The next day was the big day. I was sitting in the front row at the funeral, crying my eyes out, but this time my lovely grandma’s body lay in the casket. She was wearing her favorite purple dress laced in diamonds, and I wasn’t dreaming. The dark brown wooden Baptist church welled with members of my enormous family and close family friends inside, and there were even more people waiting outside to get in. Although the Stuck Up separated themselves from the rest of us and the tension was thick, everyone felt the same pain.

When it was time to view the body, things only got worse. A lady dressed in all read, who was sitting way at the back of the church, ran up to the pure white casket and fell on my grandma’s body. It took an army to keep my family from hurting this stranger. But suddenly, everyone got quiet as we all observed a short woman with long black hair standing over the body for about ten minutes. Then, she walked up to her sisters and brothers and said, “I’m sorry the last time I got to see her was like this.” Then, she walked back out of the church. I thought I had seen a ghost because this woman looked exactly like Mama Dot, but I had never seen her before in my life. My father and aunts began to cry. We didn’t know what was going on, so I asked my dad why he was crying. He told me that that was his oldest sister, Mama Dot’s first daughter. It turns out that she ran away age 16 never called, wrote, or visited. Driving all the way from Detroit, Michigan, this was her first time seeing her mother in 32 years. My dad and aunts were crying, but I had no feelings. To me she was just another face in the crowd.

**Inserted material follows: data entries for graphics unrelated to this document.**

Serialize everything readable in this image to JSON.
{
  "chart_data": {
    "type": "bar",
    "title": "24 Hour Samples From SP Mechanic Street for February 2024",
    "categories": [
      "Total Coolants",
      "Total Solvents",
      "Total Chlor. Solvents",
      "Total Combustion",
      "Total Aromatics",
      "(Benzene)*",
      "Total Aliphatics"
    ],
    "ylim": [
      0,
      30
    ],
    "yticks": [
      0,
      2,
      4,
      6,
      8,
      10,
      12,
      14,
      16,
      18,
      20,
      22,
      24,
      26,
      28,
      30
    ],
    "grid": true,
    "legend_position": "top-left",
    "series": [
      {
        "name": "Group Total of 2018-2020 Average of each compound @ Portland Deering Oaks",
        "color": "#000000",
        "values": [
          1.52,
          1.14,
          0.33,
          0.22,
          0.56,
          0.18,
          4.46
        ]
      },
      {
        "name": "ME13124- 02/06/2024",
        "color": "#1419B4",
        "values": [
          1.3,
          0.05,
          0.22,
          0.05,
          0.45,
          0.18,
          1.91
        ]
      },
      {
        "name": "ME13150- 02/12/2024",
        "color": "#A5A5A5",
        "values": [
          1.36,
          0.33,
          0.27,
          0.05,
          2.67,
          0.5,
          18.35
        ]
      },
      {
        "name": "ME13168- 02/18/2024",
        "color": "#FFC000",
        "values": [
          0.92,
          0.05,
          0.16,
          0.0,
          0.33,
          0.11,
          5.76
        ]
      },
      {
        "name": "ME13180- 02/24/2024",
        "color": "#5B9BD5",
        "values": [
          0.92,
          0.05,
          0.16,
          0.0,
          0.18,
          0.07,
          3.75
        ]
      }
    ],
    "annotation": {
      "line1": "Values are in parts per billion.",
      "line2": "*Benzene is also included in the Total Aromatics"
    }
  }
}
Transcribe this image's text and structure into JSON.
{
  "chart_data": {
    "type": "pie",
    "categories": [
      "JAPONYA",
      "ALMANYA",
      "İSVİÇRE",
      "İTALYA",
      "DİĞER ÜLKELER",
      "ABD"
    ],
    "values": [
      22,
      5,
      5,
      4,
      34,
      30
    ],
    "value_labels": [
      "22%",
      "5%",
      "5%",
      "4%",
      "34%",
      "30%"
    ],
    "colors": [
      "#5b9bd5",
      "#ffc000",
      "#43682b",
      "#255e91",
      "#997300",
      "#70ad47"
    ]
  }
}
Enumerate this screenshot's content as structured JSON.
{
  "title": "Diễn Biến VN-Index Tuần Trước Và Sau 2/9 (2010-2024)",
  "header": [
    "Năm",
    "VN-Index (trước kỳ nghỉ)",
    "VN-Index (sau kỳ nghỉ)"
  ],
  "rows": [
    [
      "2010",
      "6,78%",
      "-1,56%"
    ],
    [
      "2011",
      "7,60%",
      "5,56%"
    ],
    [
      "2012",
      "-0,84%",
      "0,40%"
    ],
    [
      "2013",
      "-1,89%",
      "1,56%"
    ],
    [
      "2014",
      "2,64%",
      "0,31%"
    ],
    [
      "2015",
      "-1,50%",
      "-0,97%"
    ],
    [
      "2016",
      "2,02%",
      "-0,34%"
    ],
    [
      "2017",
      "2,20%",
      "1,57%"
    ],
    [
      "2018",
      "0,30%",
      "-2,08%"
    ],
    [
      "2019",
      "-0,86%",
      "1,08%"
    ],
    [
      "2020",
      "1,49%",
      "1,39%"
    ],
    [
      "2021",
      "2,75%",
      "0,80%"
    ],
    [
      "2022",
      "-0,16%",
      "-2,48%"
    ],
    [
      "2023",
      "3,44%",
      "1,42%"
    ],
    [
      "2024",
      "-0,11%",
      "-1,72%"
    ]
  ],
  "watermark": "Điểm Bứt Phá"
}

After the funeral, instead of having a reception we decided to go to Mama Dot’s house for the first time since her death. My cousin refused to go in and had an asthma attack in the middle of the street. While everyone focused their attention on him, I decided to go in alone. The aroma of a variety of foods greeted my stomach as I walked through the kitchen. There were large pans of half-cooked dressing, bowls of cornbread mix, and rising cakes in the oven. My best friend’s grandma had passed away two days before Mama Dot, and she was preparing all of this food for the family.

Inside the living room, the television was turned on to the news and the phone was off the hook. The dial tone sounded as if someone was tying to see how long they could hold one note. Her blanket was still hanging off the couch. As I entered the hardest room to face, her bedroom, I saw her clothes for church laid out on her perfectly made bed, which she never slept in, and her bible open on her dresser. Staring at the frozen computer, I heard my family coming inside.

We sat there in silence, listening to the sounds we usually never noticed, the sounds of Mama dot’s house.


The author's comments:
This piece was inspired by my lovely grandmother who always supported me in everything I did. To help people see that they should appreciate a person while they are on this Earth.